While reading my scriptures the other day I realized approximately 12 pages had mysteriously disappeared, leaving behind small remnants of the ripped pages instead. Instead of glaring at Drew, I concentrated hard to have the thought, "How wonderful that I'll have 12 less pages to read to finish the book."

On Saturday night after retiring to bed I couldn't help but replay over and over in my mind the number of times my voice had been less than kind. I let myself believe, "How wonderful that my children will probably never be able to forget the sound of my voice."

While I was on the phone the other morning at 9:30am, Joshua and Drew worked their way through a bag of potato chips and a package of mint gum. My positive replacement thought? "I'm so glad the boys have fresh breath for when I am face to face with them explaining that we don't help ourselves to potato chips. Especially at 9:30 in the morning!"

Instead of the too-oft arguing that ensues about piano practicing around here, I let it go the other day and thought, "How nice that there will be one less set of fingerprints smeared across the piano bench today."

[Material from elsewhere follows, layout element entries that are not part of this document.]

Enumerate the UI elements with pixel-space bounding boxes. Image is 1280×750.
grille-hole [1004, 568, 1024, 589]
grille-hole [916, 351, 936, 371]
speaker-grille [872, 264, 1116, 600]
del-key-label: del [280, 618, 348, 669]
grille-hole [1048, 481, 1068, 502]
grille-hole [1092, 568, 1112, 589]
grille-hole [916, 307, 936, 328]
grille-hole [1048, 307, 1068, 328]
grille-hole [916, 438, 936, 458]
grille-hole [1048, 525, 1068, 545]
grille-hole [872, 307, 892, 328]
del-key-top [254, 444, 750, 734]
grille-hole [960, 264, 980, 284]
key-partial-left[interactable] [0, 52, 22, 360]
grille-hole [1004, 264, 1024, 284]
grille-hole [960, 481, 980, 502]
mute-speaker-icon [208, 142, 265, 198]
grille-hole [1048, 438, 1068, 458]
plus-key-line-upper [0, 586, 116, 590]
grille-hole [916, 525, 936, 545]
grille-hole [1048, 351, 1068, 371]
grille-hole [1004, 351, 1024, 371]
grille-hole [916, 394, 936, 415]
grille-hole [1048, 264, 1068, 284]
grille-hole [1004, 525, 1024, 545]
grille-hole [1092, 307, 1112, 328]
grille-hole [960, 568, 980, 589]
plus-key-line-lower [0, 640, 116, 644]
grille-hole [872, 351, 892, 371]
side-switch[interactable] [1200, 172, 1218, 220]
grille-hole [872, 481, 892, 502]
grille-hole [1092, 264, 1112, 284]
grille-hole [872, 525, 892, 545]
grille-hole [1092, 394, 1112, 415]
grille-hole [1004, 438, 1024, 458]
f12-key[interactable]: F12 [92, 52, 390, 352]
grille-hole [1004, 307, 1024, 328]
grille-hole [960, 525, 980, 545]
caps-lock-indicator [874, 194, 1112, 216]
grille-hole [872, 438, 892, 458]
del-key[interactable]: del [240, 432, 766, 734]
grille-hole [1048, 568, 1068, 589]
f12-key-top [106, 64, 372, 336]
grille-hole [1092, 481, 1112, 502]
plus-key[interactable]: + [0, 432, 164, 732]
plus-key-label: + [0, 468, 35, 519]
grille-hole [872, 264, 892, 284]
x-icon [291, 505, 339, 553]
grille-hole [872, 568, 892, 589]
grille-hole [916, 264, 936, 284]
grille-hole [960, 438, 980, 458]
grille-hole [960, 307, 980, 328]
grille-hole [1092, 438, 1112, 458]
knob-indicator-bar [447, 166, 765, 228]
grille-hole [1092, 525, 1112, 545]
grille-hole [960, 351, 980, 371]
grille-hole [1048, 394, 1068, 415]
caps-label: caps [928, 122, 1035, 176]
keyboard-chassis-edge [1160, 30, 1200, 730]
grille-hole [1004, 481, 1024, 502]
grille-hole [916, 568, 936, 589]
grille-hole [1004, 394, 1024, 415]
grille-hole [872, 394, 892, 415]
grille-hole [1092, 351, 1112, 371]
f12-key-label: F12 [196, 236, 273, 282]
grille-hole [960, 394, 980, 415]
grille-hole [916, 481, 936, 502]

After wiping 2 bums about 6 times total within a 20 minute period last week, I positively exclaimed, "How wonderful that Joshua and Drew have such nice clean bums."

Instead of feeling mean and out of patience after we told Megan she would have to pay us each time she came into our room again at bedtime I thought, "How wonderful that we will probably be able to buy a weeks worth of groceries with Megan's penance."

After returning home to find the dinner clean-up hadn't quite been done as instructed, I thought to myself as I slammed loaded dishes into the dishwasher, "What a great thing to know I will never die of boredom."

I admit. Not exactly the 'what and how' of the thought replacement activity/idea, but if it works, so be it.